The IMF began life as part of the Bretton Woods agreements of 1944. These were intended to create a series of new institutions that would reguate international economic activity according to Keynesian principles of state backed investment. However, in the 1970s the IMF was captured by those who advocated the neo-liberal principles of Milton Friedman and his Chicago School of Economics. Friedman would reach the pinnacle of his influence as an advisor to former US president Ronald Regan; but he and his disciples were first provided with an opportunity to shape a country’s destiny by the Chilean dictator General Pinochet after his CIA-backed coup against the democratically- elected socialist government in 1973. Friedman met Pinochet in Chile in 1975 to discuss his theories.
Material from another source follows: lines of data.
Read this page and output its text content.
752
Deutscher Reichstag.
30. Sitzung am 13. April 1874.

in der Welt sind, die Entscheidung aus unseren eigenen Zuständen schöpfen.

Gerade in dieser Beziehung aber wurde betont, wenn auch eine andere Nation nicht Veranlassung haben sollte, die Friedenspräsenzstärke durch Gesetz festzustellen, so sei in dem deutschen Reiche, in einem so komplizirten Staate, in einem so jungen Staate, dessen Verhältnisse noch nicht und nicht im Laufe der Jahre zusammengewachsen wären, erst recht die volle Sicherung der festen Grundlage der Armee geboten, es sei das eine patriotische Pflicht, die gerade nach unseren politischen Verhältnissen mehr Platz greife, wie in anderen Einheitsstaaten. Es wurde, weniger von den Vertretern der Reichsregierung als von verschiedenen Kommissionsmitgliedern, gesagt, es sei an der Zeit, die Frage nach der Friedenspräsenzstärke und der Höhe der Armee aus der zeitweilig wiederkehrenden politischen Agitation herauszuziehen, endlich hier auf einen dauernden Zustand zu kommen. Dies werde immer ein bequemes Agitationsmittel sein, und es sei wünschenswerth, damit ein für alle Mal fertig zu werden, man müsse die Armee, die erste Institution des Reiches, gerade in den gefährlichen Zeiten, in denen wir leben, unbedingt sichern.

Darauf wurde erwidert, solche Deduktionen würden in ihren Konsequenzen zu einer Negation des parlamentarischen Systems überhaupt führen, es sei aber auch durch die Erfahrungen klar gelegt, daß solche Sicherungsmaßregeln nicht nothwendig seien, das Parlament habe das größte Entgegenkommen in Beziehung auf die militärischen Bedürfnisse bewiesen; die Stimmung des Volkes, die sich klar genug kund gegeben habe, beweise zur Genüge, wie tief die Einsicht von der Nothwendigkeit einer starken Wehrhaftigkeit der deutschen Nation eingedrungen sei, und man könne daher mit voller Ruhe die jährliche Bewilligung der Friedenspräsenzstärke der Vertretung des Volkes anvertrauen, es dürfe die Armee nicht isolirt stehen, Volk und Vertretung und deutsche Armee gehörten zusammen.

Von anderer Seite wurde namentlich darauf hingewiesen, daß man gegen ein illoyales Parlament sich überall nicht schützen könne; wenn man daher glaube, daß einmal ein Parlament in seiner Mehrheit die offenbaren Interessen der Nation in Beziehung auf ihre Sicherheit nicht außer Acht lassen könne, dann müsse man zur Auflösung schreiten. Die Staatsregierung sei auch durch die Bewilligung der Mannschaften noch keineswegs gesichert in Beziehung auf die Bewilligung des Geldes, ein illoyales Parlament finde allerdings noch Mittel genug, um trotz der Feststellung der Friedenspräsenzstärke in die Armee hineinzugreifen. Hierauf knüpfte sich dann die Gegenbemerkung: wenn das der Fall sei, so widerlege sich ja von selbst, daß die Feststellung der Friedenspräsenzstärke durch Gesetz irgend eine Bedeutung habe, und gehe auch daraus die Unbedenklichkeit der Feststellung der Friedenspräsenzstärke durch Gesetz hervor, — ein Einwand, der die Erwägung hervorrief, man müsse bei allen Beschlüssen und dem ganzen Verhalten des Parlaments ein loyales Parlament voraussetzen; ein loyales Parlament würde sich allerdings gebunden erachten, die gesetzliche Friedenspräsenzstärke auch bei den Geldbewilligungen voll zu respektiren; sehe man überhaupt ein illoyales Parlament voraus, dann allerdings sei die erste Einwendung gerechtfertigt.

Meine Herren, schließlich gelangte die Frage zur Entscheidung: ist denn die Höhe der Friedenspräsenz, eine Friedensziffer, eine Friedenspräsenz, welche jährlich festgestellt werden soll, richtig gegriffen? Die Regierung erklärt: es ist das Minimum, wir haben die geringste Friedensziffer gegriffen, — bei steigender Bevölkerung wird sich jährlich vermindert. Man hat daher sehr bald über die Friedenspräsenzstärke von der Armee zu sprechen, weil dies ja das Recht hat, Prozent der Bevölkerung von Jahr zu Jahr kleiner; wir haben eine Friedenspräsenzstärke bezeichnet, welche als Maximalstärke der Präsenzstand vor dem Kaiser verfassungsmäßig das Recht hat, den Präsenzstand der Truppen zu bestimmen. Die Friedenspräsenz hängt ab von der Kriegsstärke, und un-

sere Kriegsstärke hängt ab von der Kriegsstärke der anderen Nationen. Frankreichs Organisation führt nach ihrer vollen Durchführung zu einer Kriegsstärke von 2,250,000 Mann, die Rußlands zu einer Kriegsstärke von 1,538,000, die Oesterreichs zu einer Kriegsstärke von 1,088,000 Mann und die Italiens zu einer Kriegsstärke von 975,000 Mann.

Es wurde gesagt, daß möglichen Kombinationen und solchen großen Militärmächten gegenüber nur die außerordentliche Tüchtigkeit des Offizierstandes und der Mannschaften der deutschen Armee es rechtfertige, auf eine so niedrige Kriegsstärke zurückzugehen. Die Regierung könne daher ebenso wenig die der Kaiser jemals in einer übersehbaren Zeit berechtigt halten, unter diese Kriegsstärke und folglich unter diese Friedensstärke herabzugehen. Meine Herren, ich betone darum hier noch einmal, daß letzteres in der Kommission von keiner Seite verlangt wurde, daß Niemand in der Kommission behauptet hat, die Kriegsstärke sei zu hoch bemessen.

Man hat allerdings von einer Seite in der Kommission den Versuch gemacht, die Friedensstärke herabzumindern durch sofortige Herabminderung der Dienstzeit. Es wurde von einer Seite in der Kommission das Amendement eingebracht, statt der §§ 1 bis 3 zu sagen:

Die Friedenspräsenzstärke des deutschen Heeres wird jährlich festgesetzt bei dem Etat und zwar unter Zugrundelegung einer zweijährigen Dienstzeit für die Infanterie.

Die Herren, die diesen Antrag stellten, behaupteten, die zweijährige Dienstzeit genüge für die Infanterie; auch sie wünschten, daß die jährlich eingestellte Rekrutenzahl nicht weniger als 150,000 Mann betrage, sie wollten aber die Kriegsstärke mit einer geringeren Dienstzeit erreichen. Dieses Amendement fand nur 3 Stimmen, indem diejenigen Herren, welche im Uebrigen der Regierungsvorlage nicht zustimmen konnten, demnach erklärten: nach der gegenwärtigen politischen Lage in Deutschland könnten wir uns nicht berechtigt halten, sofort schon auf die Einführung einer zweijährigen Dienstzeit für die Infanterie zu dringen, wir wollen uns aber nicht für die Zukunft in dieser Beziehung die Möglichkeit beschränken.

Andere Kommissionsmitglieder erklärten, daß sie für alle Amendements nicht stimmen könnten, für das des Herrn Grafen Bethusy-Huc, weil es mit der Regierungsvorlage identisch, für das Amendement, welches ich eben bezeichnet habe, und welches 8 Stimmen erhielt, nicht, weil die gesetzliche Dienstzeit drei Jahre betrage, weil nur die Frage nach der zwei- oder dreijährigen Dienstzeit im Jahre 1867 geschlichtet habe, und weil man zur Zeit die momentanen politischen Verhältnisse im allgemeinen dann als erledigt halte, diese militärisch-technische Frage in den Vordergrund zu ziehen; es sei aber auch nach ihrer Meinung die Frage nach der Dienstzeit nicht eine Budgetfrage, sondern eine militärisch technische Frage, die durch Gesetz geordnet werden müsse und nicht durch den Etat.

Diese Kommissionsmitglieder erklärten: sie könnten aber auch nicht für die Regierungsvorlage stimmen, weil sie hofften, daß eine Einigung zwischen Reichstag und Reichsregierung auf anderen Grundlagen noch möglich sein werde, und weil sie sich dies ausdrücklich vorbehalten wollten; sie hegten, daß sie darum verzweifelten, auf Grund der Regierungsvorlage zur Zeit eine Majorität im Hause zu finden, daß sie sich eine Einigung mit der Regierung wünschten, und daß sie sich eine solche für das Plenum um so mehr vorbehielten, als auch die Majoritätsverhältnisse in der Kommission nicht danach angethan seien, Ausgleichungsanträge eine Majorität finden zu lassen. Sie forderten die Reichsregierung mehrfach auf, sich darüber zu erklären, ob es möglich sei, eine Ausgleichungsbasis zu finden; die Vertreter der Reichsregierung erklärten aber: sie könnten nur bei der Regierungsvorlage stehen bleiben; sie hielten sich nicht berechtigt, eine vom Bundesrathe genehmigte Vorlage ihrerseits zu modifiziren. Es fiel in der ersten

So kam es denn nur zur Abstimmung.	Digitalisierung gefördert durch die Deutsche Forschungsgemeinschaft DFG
Despite the neo-liberal propaganda about Pinochet creating an economic miracle, the reality is that neo-liberalism massively damaged the Chilean economy, multiplying unemployment fivefold in ten years, and massively increasing poverty. Chile’s recovery was in fact stimulated by increased government involvement in the economy from 1983. The blend of right-wing military dictatorship and neo-liberal economic policies was repeated by the IMF in many countries in Latin America and beyond. As in Chile, the typical result was increased inequality and the further subordination of the economy to global capitalism.

The IMF’s attempts to disguise the reality of its interventions behind progressive rhetoric cannot hide the truth. It exists to enforce inequality within and between countries, and to ensure that as many parts of the world as possible are fully subordinated to neo-liberalism. It is not a neutral broker, but rather one means by which capitalism enforces its rule on the world. It perverts not only the priorities of domestic governments, but also trade between peoples to the detriment of all. Its negative impact goes far beyond predatory lending, affecting the basics of life itself.
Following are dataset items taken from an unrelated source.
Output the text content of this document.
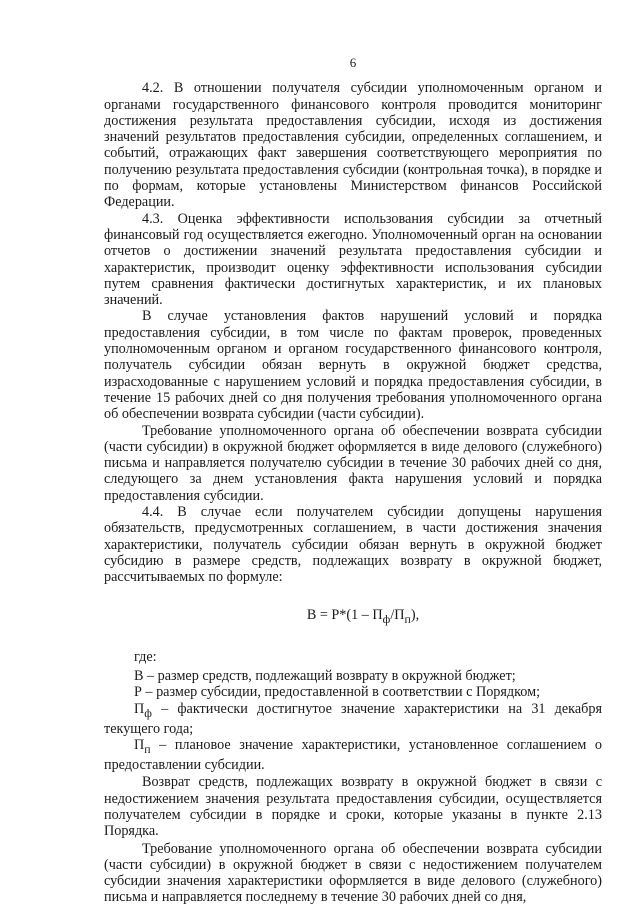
6

4.2. В отношении получателя субсидии уполномоченным органом и органами государственного финансового контроля проводится мониторинг достижения результата предоставления субсидии, исходя из достижения значений результатов предоставления субсидии, определенных соглашением, и событий, отражающих факт завершения соответствующего мероприятия по получению результата предоставления субсидии (контрольная точка), в порядке и по формам, которые установлены Министерством финансов Российской Федерации.

4.3. Оценка эффективности использования субсидии за отчетный финансовый год осуществляется ежегодно. Уполномоченный орган на основании отчетов о достижении значений результата предоставления субсидии и характеристик, производит оценку эффективности использования субсидии путем сравнения фактически достигнутых характеристик, и их плановых значений.

В случае установления фактов нарушений условий и порядка предоставления субсидии, в том числе по фактам проверок, проведенных уполномоченным органом и органом государственного финансового контроля, получатель субсидии обязан вернуть в окружной бюджет средства, израсходованные с нарушением условий и порядка предоставления субсидии, в течение 15 рабочих дней со дня получения требования уполномоченного органа об обеспечении возврата субсидии (части субсидии).

Требование уполномоченного органа об обеспечении возврата субсидии (части субсидии) в окружной бюджет оформляется в виде делового (служебного) письма и направляется получателю субсидии в течение 30 рабочих дней со дня, следующего за днем установления факта нарушения условий и порядка предоставления субсидии.

4.4. В случае если получателем субсидии допущены нарушения обязательств, предусмотренных соглашением, в части достижения значения характеристики, получатель субсидии обязан вернуть в окружной бюджет субсидию в размере средств, подлежащих возврату в окружной бюджет, рассчитываемых по формуле:

$В = Р*(1 - П_ф/П_п)$,

где:

В – размер средств, подлежащий возврату в окружной бюджет;

Р – размер субсидии, предоставленной в соответствии с Порядком;

$П_ф$ – фактически достигнутое значение характеристики на 31 декабря текущего года;

$П_п$ – плановое значение характеристики, установленное соглашением о предоставлении субсидии.

Возврат средств, подлежащих возврату в окружной бюджет в связи с недостижением значения результата предоставления субсидии, осуществляется получателем субсидии в порядке и сроки, которые указаны в пункте 2.13 Порядка.

Требование уполномоченного органа об обеспечении возврата субсидии (части субсидии) в окружной бюджет в связи с недостижением получателем субсидии значения характеристики оформляется в виде делового (служебного) письма и направляется последнему в течение 30 рабочих дней со дня,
Even Bill Clinton acknowledged this in October 2008: “We need the World Bank, the IMF, all the big foundations, and all the governments to admit that, for 30 years, we all blew it, including me when I was President. We were wrong to believe that food was like some other product in international trade, and we all have to go back to a more responsible and sustainable form of agriculture.”

The history of the IMF is clear. It rides roughshod over the democratic wishes of entire peoples, and its policies serve only to damage the weakest in society. It is a tool of the rich and powerful, and the enemy of the working class, in Ireland and across the globe.